Using Altair Monarch to extract info from users guide

EdT_21448
EdT_21448 New Altair Community Member
edited September 2022 in Community Q&A

Hi,

I tried to use Monarch in a user's guide manual, such the one attached, but the information is too fragmented.

 

My question is:

Is it possible to extract information from a document like this?

 

My reason for this demand:

I need to collect information from dozens of manuals, and put it in a database, at least 50% of each document has data tha can be extracted.

Tagged:

Answers

  • Clinton Chee_22243
    Clinton Chee_22243 New Altair Community Member
    edited January 4

    Hi There,

    When you "tried to use Monarch ....", I'm assuming you are using either the Monarch DataPrepStudio or Monarch Classic - PDF Extractor? Of course it is still possible to extract information - but as you say "the information is too fragmented" because different sections has got their own format and styling.
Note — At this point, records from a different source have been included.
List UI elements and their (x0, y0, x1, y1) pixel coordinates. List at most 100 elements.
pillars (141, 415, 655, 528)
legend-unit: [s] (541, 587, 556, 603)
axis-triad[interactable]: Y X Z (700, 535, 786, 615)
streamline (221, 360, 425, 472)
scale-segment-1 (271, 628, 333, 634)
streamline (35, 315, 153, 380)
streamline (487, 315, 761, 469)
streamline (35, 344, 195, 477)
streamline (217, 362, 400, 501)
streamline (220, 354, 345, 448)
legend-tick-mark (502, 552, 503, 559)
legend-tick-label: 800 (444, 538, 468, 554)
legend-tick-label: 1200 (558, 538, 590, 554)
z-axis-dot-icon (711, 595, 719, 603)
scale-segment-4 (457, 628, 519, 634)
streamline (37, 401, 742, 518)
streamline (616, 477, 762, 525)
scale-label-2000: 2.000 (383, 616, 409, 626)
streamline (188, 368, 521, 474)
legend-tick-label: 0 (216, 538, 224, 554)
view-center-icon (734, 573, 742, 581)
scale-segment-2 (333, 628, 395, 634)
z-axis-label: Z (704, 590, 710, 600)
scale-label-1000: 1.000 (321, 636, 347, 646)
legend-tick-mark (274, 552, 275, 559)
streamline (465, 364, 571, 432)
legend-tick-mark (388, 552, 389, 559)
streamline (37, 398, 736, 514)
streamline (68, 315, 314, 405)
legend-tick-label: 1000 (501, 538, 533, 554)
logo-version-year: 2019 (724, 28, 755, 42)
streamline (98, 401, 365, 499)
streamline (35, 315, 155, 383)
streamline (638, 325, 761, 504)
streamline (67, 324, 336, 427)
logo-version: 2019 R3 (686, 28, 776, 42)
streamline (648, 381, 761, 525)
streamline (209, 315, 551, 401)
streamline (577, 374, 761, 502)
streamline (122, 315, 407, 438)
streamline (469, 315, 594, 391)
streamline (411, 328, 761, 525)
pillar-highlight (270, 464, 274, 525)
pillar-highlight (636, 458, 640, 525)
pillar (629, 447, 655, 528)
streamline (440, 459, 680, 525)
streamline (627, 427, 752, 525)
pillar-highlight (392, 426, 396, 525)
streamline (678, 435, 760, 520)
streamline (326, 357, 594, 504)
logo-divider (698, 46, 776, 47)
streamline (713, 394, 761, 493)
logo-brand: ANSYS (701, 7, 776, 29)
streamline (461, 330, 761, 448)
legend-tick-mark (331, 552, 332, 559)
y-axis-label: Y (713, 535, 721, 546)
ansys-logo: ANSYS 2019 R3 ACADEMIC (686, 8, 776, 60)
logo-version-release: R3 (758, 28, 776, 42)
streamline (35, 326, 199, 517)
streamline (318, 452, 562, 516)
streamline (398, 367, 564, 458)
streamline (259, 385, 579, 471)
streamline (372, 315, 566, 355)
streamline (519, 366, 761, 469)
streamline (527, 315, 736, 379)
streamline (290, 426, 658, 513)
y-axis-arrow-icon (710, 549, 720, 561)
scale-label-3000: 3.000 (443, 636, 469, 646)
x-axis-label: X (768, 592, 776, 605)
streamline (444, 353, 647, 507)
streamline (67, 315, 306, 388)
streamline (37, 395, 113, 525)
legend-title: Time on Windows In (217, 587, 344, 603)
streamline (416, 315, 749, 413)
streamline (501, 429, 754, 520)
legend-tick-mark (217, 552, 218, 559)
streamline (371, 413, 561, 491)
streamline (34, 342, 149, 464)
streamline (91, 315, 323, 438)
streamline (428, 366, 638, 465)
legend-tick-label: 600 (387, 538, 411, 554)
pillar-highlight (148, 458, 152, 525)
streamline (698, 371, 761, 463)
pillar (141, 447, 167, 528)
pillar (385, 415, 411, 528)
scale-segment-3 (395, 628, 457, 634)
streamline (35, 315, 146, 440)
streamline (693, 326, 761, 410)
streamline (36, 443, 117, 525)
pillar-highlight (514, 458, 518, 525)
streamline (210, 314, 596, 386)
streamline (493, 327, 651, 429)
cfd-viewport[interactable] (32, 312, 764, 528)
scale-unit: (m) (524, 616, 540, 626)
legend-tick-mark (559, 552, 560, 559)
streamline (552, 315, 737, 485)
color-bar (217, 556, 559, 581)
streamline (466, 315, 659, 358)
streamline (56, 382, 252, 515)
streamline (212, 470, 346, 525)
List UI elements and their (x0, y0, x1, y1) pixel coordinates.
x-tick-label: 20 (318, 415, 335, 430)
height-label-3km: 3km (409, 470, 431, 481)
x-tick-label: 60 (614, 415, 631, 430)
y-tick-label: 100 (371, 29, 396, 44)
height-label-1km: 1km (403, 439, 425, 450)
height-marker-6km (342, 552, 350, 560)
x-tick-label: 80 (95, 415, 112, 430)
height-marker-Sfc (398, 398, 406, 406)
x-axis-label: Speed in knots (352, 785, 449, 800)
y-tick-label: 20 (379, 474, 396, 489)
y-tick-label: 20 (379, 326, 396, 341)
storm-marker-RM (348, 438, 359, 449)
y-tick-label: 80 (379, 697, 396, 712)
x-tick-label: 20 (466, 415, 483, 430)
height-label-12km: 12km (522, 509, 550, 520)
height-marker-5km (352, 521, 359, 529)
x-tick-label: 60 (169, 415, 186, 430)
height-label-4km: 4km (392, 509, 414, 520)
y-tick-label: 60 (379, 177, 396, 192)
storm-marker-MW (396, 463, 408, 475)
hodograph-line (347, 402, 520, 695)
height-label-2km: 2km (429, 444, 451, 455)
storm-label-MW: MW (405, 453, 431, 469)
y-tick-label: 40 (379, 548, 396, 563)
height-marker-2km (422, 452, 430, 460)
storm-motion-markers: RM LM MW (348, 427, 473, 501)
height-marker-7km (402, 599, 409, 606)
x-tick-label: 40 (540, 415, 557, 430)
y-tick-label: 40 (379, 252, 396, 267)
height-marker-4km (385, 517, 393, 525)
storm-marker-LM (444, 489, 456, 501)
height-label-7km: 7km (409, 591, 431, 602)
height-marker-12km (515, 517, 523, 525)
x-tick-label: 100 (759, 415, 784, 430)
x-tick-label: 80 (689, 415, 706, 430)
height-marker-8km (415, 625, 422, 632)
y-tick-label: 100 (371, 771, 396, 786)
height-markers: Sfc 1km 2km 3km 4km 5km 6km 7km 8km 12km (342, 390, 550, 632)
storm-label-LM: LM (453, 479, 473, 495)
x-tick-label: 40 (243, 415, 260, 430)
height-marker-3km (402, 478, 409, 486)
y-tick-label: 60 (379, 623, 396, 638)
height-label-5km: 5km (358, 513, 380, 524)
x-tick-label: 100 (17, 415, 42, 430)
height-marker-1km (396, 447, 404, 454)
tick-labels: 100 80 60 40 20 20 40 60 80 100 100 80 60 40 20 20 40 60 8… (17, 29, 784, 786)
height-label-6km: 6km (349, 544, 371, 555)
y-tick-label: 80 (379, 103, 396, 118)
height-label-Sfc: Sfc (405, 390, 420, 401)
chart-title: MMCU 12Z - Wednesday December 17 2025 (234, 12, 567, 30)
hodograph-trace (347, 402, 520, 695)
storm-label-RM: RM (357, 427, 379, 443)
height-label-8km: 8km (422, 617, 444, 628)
    Assuming you have not tried this, one thing that may be of interest is the special tool called "PDF Table Extractor". It can be accessed from Monarch DataPrep Studio, click Open Data -> PDF & Text -> PDF Table Extractor

    Some videos that may be helpful for new users of PDF Table Extractor:

    https://www.youtube.com/watch?v=f1HgpyG3Dts

    https://www.youtube.com/watch?v=7j8FZ72hENg

    Basically, inside PDF Table Extractor, once you've chosen the PDF, click the Auto-Define button, and select All Pages. Wait a few seconds and it will try its best to capture all tables in the PDF. After that, you can review and adjust the table capture borders. Although it may require user to adjust the tables (by dragging the borders), this may still save over 80% of time compared to manual copy and paste into a spreadsheet / database.

    Thanks

     

     

     

  • CPorthouse
    CPorthouse
    Altair Employee
    edited August 2022

    All depends on what data exactly you are looking to extract.  Clinton mentioned the table extractor and that could be a good start.  You may also need to look at floating or regex traps.  It may require a lot of clean up once you pull the data in.

    One of the hurdles with the PDF file provided is that there are images placed on the page and Monarch removes those and tries to place the text as you would see it.  I did try and save the PDF as a text file and noticed the text is not that much better:

    Screenshot of PDF:

    image

    Copied from PDF:

    SEVERE waRning SignS foR inStaLLation

    Text editor version:

    SEVERE waRning SignS foR inStaLLation
    WARNING

    Monarch version:

    WARNING SEVERE waRning SignS foR inStaLLation

    Basically, within Monarch, you are seeing the actual representation of the underlying text without all of the PDF formatting.